Parlez-nous de votre façon de faire votre métier. Quels sont vos outils ? Comment travaillez-vous ?
Je travaille principalement avec des outils numériques et à l’aide d’une tablette graphique. Cela me permet d’être rapide et d’explorer plusieurs styles, plusieurs possibilités. J’aime trouver le style de couleur qui peut s’associer le mieux au trait du dessinateur, épuré ou détaillé, arrondi ou anguleux... En général, je lis le scénario en amont, je réfléchis sur la totalité de l’album pour définir les ambiances et les progressions de couleurs. J’essaie au mieux d’apporter une mise en couleur narrative qui permet de fluidifier la lecture et de mettre en évidence les éléments importants. Les ambiances sont réalisées à l’aide de références photos ou en m’inspirant de peintures, de films... Mes mises en couleurs sont alors discutées entre le dessinateur, le scénariste, le directeur de collection et moi- même.
N'avez vous pas envie de montrer d'autres facettes de votre métier ? Ferez-vous cela toute votre vie ou est-ce un palier pour autre chose ?
Si bien sûr, j’aime toucher à tout ! Pour l’instant la qualité des projets sur lesquels je travaille et les très bonnes rencontres que je fais font que je continue dans la lancée.
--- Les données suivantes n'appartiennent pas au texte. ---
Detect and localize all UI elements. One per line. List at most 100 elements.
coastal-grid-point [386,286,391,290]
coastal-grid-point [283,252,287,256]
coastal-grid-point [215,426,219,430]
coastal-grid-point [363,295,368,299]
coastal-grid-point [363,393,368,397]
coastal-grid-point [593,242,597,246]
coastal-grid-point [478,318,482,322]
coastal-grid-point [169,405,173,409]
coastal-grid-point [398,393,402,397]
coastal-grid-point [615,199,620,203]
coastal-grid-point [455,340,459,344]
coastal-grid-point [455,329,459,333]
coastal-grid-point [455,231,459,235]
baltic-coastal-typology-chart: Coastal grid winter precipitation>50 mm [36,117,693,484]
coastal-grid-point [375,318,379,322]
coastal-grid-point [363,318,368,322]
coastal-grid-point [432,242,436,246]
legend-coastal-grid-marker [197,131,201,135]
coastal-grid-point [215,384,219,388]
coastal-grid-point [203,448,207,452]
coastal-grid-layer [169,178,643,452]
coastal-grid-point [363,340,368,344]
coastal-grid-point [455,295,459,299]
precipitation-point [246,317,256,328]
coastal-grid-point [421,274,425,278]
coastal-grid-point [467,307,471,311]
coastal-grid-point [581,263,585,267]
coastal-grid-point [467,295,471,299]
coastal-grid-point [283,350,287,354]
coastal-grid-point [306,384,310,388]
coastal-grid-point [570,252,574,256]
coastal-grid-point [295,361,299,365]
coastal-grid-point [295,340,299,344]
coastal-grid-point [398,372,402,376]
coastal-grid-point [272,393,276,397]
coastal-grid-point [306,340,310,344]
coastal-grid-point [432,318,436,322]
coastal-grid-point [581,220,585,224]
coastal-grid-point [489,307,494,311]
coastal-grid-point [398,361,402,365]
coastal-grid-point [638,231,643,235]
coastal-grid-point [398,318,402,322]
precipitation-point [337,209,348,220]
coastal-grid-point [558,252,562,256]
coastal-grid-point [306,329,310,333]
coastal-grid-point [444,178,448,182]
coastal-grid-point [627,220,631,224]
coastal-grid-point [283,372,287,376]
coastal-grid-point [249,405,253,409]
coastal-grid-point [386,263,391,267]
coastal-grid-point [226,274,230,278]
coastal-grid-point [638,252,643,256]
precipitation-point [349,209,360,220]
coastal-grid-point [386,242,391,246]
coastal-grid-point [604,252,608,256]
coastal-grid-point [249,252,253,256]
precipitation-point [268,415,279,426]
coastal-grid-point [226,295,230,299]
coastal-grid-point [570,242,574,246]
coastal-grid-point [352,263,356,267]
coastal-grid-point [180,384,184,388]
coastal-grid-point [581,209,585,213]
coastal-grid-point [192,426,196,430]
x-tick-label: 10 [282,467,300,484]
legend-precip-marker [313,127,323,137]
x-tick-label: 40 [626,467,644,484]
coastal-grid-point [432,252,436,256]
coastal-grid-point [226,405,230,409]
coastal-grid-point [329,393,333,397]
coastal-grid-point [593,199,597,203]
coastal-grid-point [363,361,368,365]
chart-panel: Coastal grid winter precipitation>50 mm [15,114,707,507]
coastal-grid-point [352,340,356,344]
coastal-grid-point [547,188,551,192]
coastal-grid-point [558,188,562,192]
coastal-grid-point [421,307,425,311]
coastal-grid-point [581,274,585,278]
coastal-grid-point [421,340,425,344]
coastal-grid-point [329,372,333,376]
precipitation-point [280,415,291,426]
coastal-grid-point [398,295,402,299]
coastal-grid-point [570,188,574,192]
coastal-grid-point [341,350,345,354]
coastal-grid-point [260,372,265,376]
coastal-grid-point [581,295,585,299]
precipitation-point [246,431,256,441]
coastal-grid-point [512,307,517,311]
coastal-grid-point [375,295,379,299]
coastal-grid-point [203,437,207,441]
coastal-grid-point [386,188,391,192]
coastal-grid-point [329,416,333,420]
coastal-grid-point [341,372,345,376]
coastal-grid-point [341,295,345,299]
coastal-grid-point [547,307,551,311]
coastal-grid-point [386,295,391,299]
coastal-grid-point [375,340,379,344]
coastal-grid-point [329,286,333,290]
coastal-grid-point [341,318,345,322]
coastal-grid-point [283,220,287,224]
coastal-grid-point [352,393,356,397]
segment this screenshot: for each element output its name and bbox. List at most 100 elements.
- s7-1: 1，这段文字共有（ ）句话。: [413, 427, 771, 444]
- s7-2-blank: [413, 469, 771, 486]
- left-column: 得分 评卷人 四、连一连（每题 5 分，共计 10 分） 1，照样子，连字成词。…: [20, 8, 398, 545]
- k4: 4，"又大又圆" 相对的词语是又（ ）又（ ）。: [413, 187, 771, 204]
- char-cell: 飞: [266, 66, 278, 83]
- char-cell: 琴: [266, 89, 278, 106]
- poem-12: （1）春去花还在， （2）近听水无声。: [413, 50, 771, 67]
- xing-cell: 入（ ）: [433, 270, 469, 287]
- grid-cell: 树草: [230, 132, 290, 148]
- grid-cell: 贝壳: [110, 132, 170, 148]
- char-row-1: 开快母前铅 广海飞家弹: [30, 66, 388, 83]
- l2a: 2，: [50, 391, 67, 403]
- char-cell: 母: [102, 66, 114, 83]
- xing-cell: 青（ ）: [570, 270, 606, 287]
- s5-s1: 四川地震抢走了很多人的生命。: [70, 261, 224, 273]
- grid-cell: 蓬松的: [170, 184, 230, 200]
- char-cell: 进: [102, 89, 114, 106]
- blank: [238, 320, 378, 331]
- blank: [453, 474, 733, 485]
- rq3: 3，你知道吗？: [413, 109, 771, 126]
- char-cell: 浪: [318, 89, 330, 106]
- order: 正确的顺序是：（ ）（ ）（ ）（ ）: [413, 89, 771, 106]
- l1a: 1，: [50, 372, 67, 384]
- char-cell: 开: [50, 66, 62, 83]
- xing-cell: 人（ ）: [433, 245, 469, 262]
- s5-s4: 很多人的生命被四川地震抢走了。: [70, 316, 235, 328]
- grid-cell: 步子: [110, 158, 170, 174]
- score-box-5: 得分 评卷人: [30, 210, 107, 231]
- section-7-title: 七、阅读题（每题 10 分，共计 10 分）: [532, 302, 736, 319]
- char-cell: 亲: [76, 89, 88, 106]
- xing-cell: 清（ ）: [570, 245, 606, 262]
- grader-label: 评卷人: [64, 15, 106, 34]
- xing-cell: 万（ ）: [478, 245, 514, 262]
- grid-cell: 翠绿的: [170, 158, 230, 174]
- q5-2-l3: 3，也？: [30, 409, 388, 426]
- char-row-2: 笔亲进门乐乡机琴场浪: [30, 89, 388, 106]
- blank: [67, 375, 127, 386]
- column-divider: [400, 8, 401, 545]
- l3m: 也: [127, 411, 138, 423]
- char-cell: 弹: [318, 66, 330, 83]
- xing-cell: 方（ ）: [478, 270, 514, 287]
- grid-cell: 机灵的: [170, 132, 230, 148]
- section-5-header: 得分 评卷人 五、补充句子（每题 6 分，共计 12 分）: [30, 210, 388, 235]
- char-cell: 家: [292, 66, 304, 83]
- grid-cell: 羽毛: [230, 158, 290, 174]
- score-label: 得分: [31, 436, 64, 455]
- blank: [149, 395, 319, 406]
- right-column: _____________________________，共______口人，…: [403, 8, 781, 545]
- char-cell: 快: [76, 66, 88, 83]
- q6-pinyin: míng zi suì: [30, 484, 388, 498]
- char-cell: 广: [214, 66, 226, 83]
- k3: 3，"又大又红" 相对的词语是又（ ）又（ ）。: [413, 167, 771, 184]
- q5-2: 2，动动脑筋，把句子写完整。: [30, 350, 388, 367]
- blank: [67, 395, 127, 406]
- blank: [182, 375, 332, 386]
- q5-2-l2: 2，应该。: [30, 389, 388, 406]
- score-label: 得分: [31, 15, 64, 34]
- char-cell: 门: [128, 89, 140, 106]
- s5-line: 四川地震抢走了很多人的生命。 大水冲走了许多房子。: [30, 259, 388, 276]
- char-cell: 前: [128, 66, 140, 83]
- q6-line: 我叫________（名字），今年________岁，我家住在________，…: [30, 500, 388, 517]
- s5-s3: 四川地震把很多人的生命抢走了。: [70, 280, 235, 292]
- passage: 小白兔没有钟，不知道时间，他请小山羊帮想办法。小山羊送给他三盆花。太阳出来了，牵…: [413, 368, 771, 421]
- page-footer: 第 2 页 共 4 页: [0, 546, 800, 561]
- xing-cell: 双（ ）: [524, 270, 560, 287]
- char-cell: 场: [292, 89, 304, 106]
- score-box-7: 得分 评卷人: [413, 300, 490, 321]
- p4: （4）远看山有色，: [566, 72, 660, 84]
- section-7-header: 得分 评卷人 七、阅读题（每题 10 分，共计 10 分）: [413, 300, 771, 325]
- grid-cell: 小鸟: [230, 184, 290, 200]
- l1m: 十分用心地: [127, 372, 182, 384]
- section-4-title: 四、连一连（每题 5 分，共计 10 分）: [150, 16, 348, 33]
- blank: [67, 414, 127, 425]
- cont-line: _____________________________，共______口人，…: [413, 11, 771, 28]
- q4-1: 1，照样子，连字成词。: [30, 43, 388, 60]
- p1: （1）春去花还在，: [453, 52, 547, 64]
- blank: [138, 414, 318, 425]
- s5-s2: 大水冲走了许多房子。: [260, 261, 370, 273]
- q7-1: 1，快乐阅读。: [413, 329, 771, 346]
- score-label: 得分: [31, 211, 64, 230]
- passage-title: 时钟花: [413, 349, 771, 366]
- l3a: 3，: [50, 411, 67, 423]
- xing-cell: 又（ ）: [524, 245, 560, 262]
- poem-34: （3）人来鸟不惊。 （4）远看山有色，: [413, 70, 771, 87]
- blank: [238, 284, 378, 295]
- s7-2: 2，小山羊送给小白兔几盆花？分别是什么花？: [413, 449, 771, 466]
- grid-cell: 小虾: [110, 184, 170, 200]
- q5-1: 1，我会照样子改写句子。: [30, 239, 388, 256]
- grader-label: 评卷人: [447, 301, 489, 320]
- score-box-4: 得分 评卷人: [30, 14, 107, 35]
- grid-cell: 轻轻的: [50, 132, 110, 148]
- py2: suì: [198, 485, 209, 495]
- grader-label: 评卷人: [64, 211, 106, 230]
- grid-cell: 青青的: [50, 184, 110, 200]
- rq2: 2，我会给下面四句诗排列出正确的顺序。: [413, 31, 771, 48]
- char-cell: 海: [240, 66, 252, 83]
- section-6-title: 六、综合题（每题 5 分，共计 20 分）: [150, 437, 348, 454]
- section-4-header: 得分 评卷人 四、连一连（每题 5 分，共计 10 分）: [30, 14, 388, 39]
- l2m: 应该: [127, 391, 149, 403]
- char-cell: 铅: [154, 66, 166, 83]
Mais dans un futur proche j’aimerai diversifier un peu mon activité, faire plus d’illustrations et pourquoi pas toucher au dessin ou au scénario dans le cadre d’un projet BD... Tout en gardant un pied dans les pots de peinture numériques car j’y prends quand même beaucoup de plaisir !
Y-a-t-il dans votre métier des références ? Des maîtres ?
Je n’ai pas de préférence particulière et je ne les connais pas tous mais certains noms résonnent plus que d’autres, sur le marché des comics américains j’aime beaucoup ce que font Laura martin et Dave Stewart. En Franco-belge, j’aime bien les couleurs de Bengal, Marcial Toledano sur Ken Games, Lou sur Le Labyrinthe entre autres. En Asie je pense à Benjamin avec ses couleurs surprenantes et contrastées...
Et j’en oublie plein... Si j’élargis et que je sors un peu du domaine de la couleur, je pense directement à Miyazaki et Moebius.
Quels sont vos projets futurs ? Vous verra-t-on enfin au dessin ?
Je suis actuellement sur le tome 3 de Bad Ass, le tome 2 de Rock & Stone et le tome 5 d’Angus qui va conclure la série. Je participe aussi à la série « 7 merveilles » dirigée par David Chauvel et scénarisée par Luca Blengino, je mets en couleurs un album dessiné par Antonio Sarchione. J’envisage aussi de dessiner un peu plus cette année, rien de concret pour l’instant, je préfère prendre mon temps et avoir un scénario qui me convient.
Merci Gaétan pour toutes vos réponses. A bientôt avec Oncle Fumetti.